I would assume most datasets people are using aren't large enough to justify using a database versus parsing a flat file. You also have to realize this is a field of scientific code, where it matters more that you spend less time coding and more time interpreting results, versus spending time optimizing the pipeline to minimize compute time, and you might be working on a university cluster where your compute is powerful and quite cheap. For people who might work on clinical pipelines that will continue to be reran time again over a vast growing amount of patient data, they probably already put their data into databases. For your academic post doc working on 2000 samples from an experiment for one paper before they find another job doing something else entirely in two years, a flat file is fine.

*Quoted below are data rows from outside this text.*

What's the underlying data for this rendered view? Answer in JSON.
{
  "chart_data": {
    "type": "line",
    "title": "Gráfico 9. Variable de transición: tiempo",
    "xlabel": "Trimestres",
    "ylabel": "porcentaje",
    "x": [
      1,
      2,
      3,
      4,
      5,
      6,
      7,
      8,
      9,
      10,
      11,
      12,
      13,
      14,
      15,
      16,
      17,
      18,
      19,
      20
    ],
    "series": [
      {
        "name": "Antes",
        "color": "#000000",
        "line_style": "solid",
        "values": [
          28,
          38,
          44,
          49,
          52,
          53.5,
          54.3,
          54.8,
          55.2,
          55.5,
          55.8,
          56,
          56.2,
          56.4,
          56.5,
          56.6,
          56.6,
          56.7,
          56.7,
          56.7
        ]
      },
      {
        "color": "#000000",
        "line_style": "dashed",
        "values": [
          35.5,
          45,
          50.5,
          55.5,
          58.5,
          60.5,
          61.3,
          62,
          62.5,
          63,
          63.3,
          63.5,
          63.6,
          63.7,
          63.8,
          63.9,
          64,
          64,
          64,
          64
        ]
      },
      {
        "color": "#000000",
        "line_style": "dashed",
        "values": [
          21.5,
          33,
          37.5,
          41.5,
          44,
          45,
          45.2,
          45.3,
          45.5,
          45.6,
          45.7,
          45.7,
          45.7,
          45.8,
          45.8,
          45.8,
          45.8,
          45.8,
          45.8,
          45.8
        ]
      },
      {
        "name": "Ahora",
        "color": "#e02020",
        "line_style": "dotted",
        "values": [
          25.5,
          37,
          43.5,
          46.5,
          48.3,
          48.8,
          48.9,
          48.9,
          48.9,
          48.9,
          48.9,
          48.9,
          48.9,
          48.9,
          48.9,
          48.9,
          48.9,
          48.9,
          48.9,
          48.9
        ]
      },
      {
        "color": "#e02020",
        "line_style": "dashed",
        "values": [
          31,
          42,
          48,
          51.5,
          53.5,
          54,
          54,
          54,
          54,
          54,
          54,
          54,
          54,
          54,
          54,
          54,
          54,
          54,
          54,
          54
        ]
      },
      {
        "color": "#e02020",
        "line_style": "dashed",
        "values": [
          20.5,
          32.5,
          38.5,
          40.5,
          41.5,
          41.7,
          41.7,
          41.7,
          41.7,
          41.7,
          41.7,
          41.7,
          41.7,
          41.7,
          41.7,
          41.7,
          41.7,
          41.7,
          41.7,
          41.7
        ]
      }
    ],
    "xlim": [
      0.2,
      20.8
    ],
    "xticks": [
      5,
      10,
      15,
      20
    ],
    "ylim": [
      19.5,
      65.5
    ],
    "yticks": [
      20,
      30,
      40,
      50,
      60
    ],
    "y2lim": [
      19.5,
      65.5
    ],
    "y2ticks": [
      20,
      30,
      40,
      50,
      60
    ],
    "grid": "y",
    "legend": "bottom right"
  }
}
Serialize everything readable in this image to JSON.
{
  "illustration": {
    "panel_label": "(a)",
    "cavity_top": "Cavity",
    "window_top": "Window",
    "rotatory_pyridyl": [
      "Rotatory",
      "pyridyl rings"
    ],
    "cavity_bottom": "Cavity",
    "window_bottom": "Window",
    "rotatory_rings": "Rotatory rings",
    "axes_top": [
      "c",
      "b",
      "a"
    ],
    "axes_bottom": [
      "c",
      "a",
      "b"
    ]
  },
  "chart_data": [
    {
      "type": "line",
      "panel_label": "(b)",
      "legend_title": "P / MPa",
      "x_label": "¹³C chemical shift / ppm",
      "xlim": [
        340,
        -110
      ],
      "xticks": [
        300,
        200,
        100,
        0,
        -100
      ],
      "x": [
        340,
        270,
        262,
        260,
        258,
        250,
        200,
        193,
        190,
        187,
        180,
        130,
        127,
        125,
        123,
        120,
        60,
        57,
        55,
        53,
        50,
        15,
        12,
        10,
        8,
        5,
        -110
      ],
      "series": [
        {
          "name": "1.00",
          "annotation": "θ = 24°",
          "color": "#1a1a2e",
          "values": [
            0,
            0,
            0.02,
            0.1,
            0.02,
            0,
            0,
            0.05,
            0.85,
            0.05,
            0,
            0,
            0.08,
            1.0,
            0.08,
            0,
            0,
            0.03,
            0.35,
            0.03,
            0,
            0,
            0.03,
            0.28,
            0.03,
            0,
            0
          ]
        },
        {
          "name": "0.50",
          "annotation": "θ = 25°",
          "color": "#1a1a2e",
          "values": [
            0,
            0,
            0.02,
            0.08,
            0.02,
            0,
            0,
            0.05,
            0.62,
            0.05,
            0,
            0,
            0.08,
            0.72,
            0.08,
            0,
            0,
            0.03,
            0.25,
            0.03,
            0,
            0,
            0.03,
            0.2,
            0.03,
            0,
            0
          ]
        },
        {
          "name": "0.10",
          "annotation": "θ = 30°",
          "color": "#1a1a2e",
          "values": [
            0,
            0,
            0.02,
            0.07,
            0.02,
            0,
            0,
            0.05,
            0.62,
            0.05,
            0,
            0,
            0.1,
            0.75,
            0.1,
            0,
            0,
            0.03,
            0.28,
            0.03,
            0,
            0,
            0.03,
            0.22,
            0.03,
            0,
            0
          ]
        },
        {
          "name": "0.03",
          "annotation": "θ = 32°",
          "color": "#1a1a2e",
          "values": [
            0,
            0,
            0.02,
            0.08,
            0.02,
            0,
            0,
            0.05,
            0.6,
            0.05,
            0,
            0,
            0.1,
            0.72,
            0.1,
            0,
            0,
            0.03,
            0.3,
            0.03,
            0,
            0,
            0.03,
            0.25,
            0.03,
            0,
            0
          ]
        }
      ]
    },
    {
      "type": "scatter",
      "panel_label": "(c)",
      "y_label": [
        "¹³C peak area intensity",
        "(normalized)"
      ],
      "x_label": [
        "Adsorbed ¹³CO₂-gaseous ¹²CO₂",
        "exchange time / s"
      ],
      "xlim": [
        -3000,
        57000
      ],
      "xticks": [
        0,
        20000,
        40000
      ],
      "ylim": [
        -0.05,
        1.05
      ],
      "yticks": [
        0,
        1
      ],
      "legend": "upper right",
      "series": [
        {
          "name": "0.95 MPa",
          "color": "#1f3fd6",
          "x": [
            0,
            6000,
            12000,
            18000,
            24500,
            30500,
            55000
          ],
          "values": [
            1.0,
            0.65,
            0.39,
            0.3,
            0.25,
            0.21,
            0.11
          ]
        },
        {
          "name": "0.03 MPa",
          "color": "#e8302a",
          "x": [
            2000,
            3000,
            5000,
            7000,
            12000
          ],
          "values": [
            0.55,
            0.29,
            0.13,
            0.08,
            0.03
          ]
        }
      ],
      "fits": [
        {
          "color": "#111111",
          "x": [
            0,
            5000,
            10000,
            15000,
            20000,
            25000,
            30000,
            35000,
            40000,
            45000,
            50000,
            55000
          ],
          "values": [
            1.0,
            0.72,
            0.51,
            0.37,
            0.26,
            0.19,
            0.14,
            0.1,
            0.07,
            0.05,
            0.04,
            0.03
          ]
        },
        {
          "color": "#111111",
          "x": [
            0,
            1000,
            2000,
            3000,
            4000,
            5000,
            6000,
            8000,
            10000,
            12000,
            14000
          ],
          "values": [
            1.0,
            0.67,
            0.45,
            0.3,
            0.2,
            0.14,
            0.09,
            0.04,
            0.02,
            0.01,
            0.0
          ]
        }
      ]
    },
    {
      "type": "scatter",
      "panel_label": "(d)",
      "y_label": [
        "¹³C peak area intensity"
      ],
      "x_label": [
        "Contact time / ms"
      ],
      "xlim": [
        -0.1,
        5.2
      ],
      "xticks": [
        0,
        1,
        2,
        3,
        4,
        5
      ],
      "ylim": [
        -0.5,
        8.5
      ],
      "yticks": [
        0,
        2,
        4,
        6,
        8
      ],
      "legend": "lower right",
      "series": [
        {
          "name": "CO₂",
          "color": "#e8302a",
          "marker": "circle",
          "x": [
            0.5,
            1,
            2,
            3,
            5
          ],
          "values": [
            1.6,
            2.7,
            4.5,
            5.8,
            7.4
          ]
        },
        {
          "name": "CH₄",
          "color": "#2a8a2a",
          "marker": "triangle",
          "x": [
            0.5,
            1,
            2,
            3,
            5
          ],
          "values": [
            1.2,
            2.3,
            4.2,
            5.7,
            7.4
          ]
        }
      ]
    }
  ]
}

I was thinking for example in VCF files. A metadata header, a main table with eight clear columns and a ninth column that works as a "put here whatever you need", and then the related data for each sample in extra columns.
Next thing you have is a set of tools to recreate a small subset of SQL, to index the file, to add in bulk, to edit the metadata...
The typical VCF has data enough to be a SQLite, and nobody parses the VCF directly but with tools.
This ends in a sad number of bio-scientists that cannot do the simplest SQL query, but know perfectly vcftools, samtools, bedtools and others (or have them hardcoded in shell scripts). Those formats start so simple you can "parse" them with grep, cut, wc and paste, but soon they need special tooling and get feature creep.
And it’s much easier to teach a grad student who already knows some basic bash, R, or Python how to read a flat file into a data frame and make some plots or grep a few lines versus dealing with databases. While bioinformatics tooling is outdated in many ways, modern software engineering could do with more config.txt and fewer hidden SQLite databases holding settings only accessible by an electron GUI.